Excuse me: you can say anything you want about another candidate during a campaign, and you presume that I know that you don’t really believe any of it, because it’s all “just politics?”  A campaign is the opportunity to make shit up about your opponents, and it’s OK because while the people are stupid enough to choose who they support based on your lies, they’re also smart enough to know that you’re lying and that’s no big whoop because it’s just politics?

Oh, and another thing: you think Trump is qualified to be president because he can market!?  And somehow you look at Trump and see someone who knows how to govern!?!?  Put your glasses back on, Paint Creek, and take a closer look.

 

 

Hypocrisy for $500, Alex

Today’s smarmy little performance by Sen. Ted Cruz stands out from all his other smarmy little performances as a great example of something I’ve believed for a long time: politicians think voters are stupid.  Time and again they demonstrate that they believe we’ll fall for anything dressed up in a few well-worn catchphrases, that we don’t remember anything that happened before breakfast.
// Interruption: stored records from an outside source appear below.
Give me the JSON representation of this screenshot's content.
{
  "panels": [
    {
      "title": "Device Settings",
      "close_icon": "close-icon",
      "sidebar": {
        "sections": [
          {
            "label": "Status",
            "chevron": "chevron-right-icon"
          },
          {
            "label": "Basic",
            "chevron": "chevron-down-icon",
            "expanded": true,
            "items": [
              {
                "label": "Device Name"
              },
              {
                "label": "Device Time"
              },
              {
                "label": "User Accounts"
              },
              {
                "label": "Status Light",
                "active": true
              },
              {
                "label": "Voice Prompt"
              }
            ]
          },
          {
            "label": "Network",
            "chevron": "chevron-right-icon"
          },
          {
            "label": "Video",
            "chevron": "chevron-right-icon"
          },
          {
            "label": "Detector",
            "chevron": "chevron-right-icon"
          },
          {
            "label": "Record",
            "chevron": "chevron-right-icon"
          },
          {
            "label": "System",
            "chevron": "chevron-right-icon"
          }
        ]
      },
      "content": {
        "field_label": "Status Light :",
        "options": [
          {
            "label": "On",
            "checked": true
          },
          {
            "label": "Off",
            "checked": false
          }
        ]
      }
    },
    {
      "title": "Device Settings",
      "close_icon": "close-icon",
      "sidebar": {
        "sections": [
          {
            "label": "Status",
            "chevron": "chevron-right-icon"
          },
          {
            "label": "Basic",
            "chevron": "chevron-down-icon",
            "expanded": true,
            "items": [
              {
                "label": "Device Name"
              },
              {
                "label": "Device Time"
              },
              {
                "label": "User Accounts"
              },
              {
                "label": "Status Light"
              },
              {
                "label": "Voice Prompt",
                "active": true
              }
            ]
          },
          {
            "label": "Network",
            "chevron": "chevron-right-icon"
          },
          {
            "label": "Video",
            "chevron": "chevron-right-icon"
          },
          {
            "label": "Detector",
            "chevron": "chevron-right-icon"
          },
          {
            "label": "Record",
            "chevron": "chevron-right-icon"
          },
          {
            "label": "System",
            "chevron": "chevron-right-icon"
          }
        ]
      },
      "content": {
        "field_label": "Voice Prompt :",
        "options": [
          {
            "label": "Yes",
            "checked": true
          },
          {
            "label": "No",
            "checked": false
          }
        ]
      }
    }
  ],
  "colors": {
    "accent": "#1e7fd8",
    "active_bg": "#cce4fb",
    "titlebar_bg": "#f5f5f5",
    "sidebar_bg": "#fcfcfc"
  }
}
You didn’t have to watch every minute of every Republican presidential candidates’ debate to know that they savaged each other on those stages, that there was real personal dislike and lack of respect.  Granted, Donald Trump was the nastiest and most obvious about it, but he was not the only candidate who tried to pull him-or-herself up by tearing their opponents down.  Only weeks later Fiorina endorses Cruz for the office; then on the day after he was mathematically eliminated from any chance of capturing the nomination on the first ballot at the Cleveland convention, Cruz decides to present her as his choice for the second spot on the ticket, the person he feels confident about placing one heartbeat from the presidency.  Today the two of them behaved as if they’ve been secret members of the other one’s fan club all along, and they expect we’re going to just forget what they said about the other, with such conviction and passion, such a short time ago.

Which is it: were you being honest with us when you were trying to tear your opponent a new one, or are you telling the truth now about your respect and admiration for that same person?  It’s one or the other, can’t be both.  All I know for sure at this point is what you’ve taught me: you can’t be trusted to tell the truth.  Neither can the so-called journalists covering the story, who aren’t calling you on your hypocrisy, as they should.